Recurrent Neural Networks (RNNs) are a type of neural network designed to process sequential data by maintaining a memory of previous inputs through hidden states. This makes them suitable for tasks where the order of data is needed, such as:
- Time Series prediction,
- speech recognition,
- and natural language processing (NLP).
RNNs have loops in their architecture, allowing information to persist across sequence steps. However, they face challenges with long sequences due to vanishing and exploding gradients problem. To address these issues, variants like Long Short-Term Memory (LSTM) and Gated Recurrent Unit (GRU) have been developed.
Resources:
Video link https://stanford.edu/~shervine/teaching/cs-230/cheatsheet-recurrent-neural-networks
Key Concepts of RNNs
Sequential Data Handling
- RNNs maintain a hidden state that acts as memory, enabling them to model temporal dependencies. This is essential for tasks where the current output depends on both current and previous inputs.
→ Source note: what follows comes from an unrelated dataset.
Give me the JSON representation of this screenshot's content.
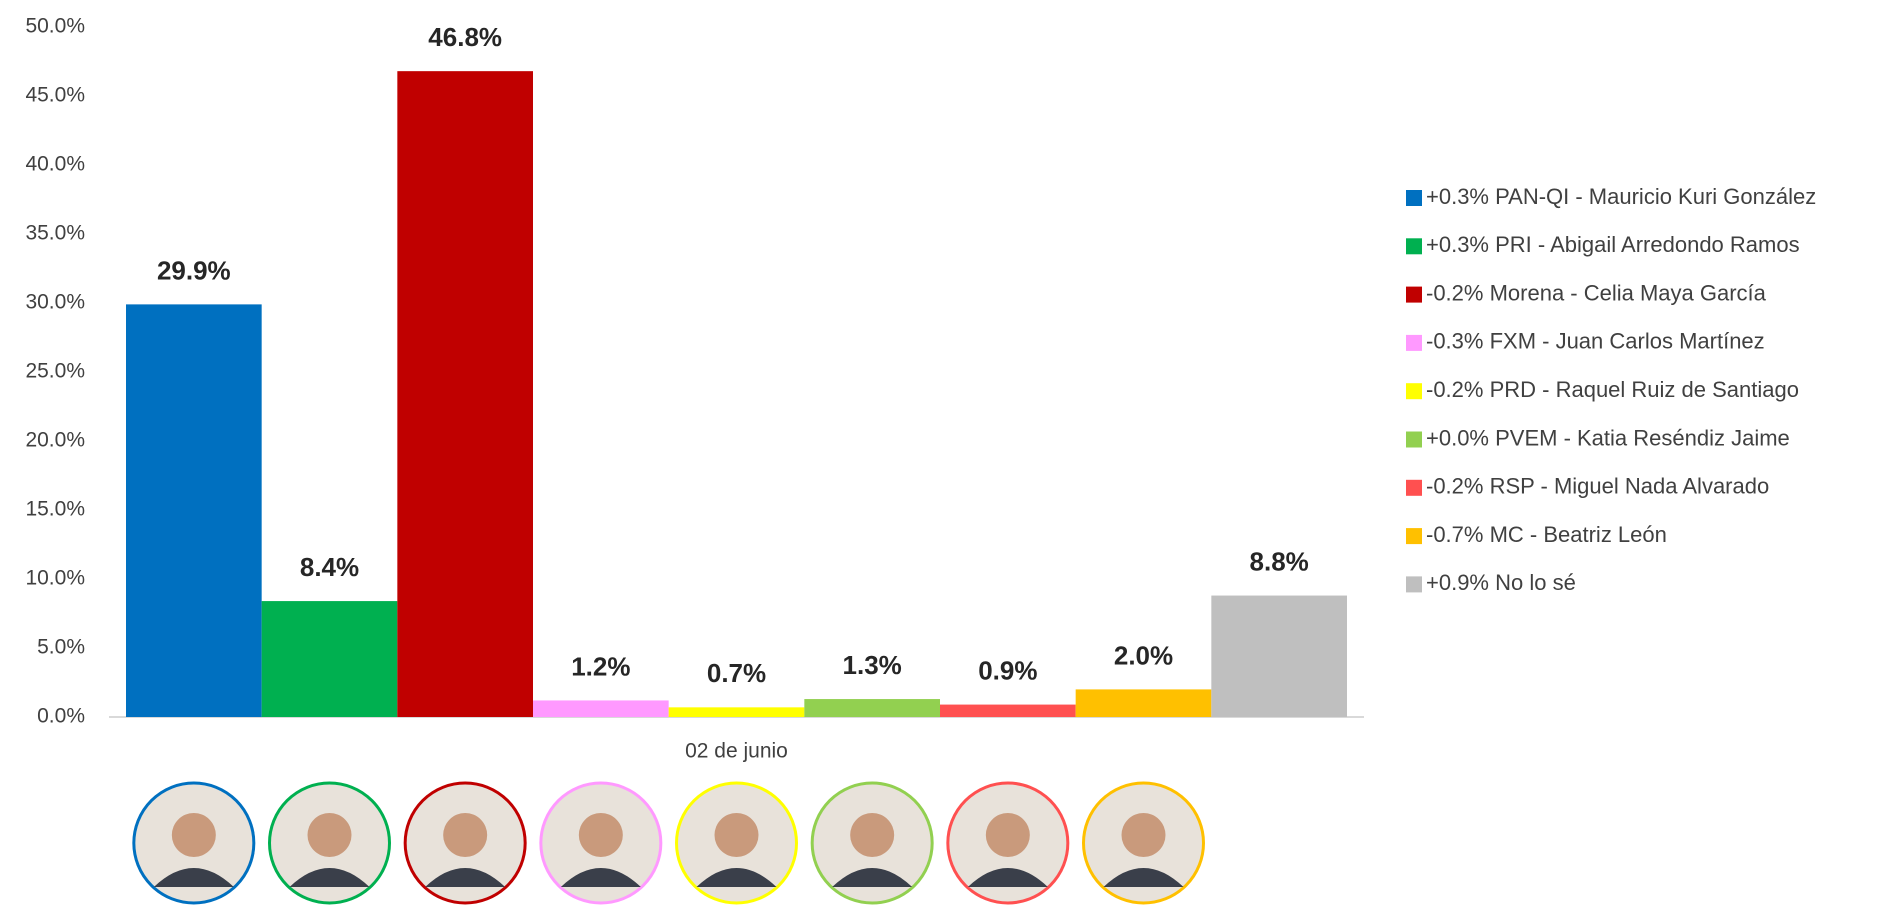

- At each time step, RNNs process an input, combine it with the previous hidden state, and produce an output along with an updated hidden state.
- The hidden state carries forward information influenced by all previous inputs, theoretically allowing RNNs to remember long-term dependencies.
Backpropagation Through Time (BPTT)
- RNNs are trained using BPTT, a variant of backpropagation. The network unrolls over time, treating each time step as a layer in a deep network.
- Gradients are computed for each time step, and weights are updated based on cumulative error across the sequence. This allows learning of long-term dependencies but can lead to vanishing and exploding gradients in long sequences.
Variants of RNNs
- LSTM: Introduces gates (input, forget, output) to control information flow, addressing vanishing gradients and improving long-sequence handling.
- GRU: A simpler variant of LSTM with fewer parameters, offering efficiency and ease of training while maintaining performance on sequence tasks.
Example Code (RNN in Python with PyTorch)
See RNN_Pytorch.py
Problem of Long Term Dependencies
The more time steps we include the less data we keep from the past.
Solutions: LSTM and GRU: use gates: but are costly in computation.
Other areas
RNNS and Transformers
Why have Transformer’s have replaced traditional RNN.
Inductive Reasoning, Memories and Attention.
How to address the limitations of vanilla recurrent networks.
Issues:
- RNNs are not inductive: They memorize sequences extremely well, but don’t generalise well.
- They couple their representation size to the amount of computation per step.